本誌7月4日号で、6月30日、台湾人として初の旭日大綬章を受章した許水徳氏への勲記・勲章の
伝達式が交流協会台北事務所において行われ、沼田幹夫代表から勲記と勲章が手渡されたことをお
伝えした。

 この伝達式には、李登輝・元総統をはじめ、王金平・立法院長、伍錦霖・考試院長、張博雅・監
察院長、林永楽・外交部長などそうそうたる方がお祝いに駆けつけ、李元総統が来賓代表として挨
拶されたこともお伝えした。

 その後、本会台北事務所が、李登輝総統事務所の好意により当日の李登輝総統のご祝辞全文を入
手し、転載の許可をいただいた。ここにその全文を掲載してご紹介したい。

 驚いたことに、このご祝辞の中で、当時の李総統が、民主化を求める激化したデモを沈静化し、
かつ民主化の芽を摘み取らないようにするため、人命尊重を基本理念とする警備方式を取っていた
日本に、内政部長だった許水徳氏を秘密裡に派遣して導入したという、戦後日台関係史の隠れたエ
ピソードを明かされている。李元総統にはまだまだお元気なうちに、このような秘話を後世に伝え
るべく書き残し、また機会があれば明らかにしていただきたいものだ。

 なお、本会ホームページでも許水徳氏への勲記・勲章伝達式の模様と李登輝元総統のご祝辞全文
を掲載している。

 また、本誌では許水徳氏の伝達式と同時に、李登輝元総統令孫の李坤儀さんがすでに婚約し、年
内に結婚式を挙げられることを伝えた際、「2007年5月に中嶋嶺雄・国際教養大学学長のお招きで
来日し、奥の細道をたどった際も李坤儀さんを伴われていた。そのとき李坤儀さんが、同行されて
いた台湾独立建国聯盟主席の故黄昭堂先生と、まるで叔父さんと話すように親しく話していたこと
を今でも鮮やかに思い出す」と記した。

 本会ホームページでは、本誌の上記記事に加筆し、新幹線ホームで談笑する黄昭堂先生と李坤儀
さんの写真と、靖國神社を参拝される李登輝元総統ご夫妻と李坤儀さんの写真を掲載している。併
せてご覧ください。

◆李登輝総統、許水徳氏の叙勲伝達式に出席
 http://www.ritouki.jp/index.php/info/20150702/

◆李登輝総統ご夫妻の孫娘、坤儀さんが結婚へ
 http://www.ritouki.jp/index.php/info/20150707/


 会場にお集まりの皆様、こんにちは。

 本日、許水徳先生への叙勲伝達式にあたり、お祝いの言葉を申し上げます。

 許水徳先生におかれましては、旭日大綬章の受章、誠におめでとうございます。心よりお祝いを
申し上げます。また、長年にわたり許先生を支えて来られた奥様の内助の功にも敬意を表したいと
思います。

 許水徳先生が受章された旭日大綬章は、これまでの台湾の叙勲者のなかでも最高位と伺っており
ます。

 駐日代表や亜東関係協会会長、台湾日本研究学会理事長など、特に日本と台湾の関係において大
きな功績を残されてきた許先生が受章するにふさわしいものと言えましょう。

 また、許先生は、私の総統在任中、駐日代表や内政部長、考試院長として、台湾社会の民主化を
進めていた私を大きく助けて下さり、台湾の発展に多大な貢献をされました。

 特に、日台関係における許先生の功績は膨大すぎて、この場では取り上げ切れませんが、ひとつ
だけ、おそらく余り知られていないであろうというエピソードをご紹介したいと思います。
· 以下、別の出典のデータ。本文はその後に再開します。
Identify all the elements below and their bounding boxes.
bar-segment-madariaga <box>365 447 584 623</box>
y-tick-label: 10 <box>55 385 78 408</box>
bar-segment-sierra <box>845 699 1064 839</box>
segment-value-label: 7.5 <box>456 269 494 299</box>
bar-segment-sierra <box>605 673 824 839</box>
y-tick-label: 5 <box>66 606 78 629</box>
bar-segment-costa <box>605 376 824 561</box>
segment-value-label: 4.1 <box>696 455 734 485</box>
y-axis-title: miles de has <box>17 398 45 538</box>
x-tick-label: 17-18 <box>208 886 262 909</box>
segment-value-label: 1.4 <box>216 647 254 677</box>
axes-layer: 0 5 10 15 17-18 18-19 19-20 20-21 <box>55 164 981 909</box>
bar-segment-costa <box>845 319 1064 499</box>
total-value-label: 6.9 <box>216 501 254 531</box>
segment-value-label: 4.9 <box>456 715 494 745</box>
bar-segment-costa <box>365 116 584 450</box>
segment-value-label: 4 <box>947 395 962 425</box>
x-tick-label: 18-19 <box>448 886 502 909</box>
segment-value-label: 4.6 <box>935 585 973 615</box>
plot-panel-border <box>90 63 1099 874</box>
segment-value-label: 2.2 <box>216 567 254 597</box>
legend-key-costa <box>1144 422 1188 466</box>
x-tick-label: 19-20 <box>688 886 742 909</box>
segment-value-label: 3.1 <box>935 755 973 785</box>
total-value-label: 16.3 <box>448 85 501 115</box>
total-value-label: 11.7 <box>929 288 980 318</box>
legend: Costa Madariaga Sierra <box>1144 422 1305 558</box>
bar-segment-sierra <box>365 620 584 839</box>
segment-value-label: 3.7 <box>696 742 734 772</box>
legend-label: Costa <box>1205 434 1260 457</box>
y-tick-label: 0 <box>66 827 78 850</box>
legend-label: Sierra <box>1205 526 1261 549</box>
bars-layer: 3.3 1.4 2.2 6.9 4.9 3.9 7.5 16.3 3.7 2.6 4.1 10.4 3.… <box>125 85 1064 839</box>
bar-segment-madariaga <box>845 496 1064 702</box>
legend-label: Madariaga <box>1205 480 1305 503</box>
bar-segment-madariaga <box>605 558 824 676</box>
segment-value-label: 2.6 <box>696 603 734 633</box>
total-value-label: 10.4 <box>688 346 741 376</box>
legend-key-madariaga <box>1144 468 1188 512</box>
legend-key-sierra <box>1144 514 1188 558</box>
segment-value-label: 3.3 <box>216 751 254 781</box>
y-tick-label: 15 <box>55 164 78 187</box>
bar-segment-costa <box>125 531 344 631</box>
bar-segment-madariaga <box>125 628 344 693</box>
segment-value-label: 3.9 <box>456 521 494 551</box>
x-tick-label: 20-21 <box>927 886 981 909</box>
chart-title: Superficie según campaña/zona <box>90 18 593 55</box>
 1980年代末から90年代初頭にかけ、戒厳令が解除されると、台湾社会にはやや急進的な民主化の
波が押し寄せました。

 私は、動員戡乱時期臨時条款を撤廃して両岸の内戦状態を終結させるとともに、万年国会を解散
させ、言論の自由を実現させました。

 ただ、その一方で、台湾社会においては過激な民主化運動に拍車がかかり、あちこちでデモが繰
り返されるうちに、騒乱状態に陥る場面が出てくるようになり、私は頭を痛めました。

 民主化を求める人々を押さえつけ、多くの負傷者を出すようなことで、民主化の芽を摘み取るよ
うな、逆行した行為はしたくない。

 しかし、激化するばかりのデモを押さえなくては、社会の治安は崩壊し、民主化が頓挫する恐れ
があったのです。

 そこで私は、当時、内政部長の任にあった許先生に、秘密裏に訪日してもらい、日本との太いパ
イプを生かしつつ、1960年代の安保闘争などで豊富なデモ警備経験のある日本から、内々に日本の
警備警察技術を導入することに成功したのです。

 許先生によって、ただちに必要な装備や資材が調達され、日本式の機動隊も急遽編成され、さっ
そく訓練が始められました。

 その結果、軍部からは「再び戒厳令が必要」という声も上がり始めていたなか、日本の人命尊重
を基本理念とする慎重な警備方式が導入され、一人の死者を出すこともなく、激化したデモを沈静
化することに成功したのです。

 こうして台湾社会をいち早く安定させることに成功した結果、私は治安維持の面には、いささか
も心配することなく、安心して民主化を推し進めることが出来たのです。

 私は総統在任中の12年間、台湾を「夜、安心して眠れる社会にしたい」と、そればかりを求めて
職務に励んできました。

 今日、民主的かつ自由な台湾が打ち立てられた背景には、平和的な民主化の実現に大きく貢献さ
れた許先生の存在があったことを、ここで皆さんにお話ししておきたいと思います。

 最後になりますが、許先生、奥様、ご家族の皆様、本日は誠におめでとうございます。

 以上で、私のお祝いの言葉といたします。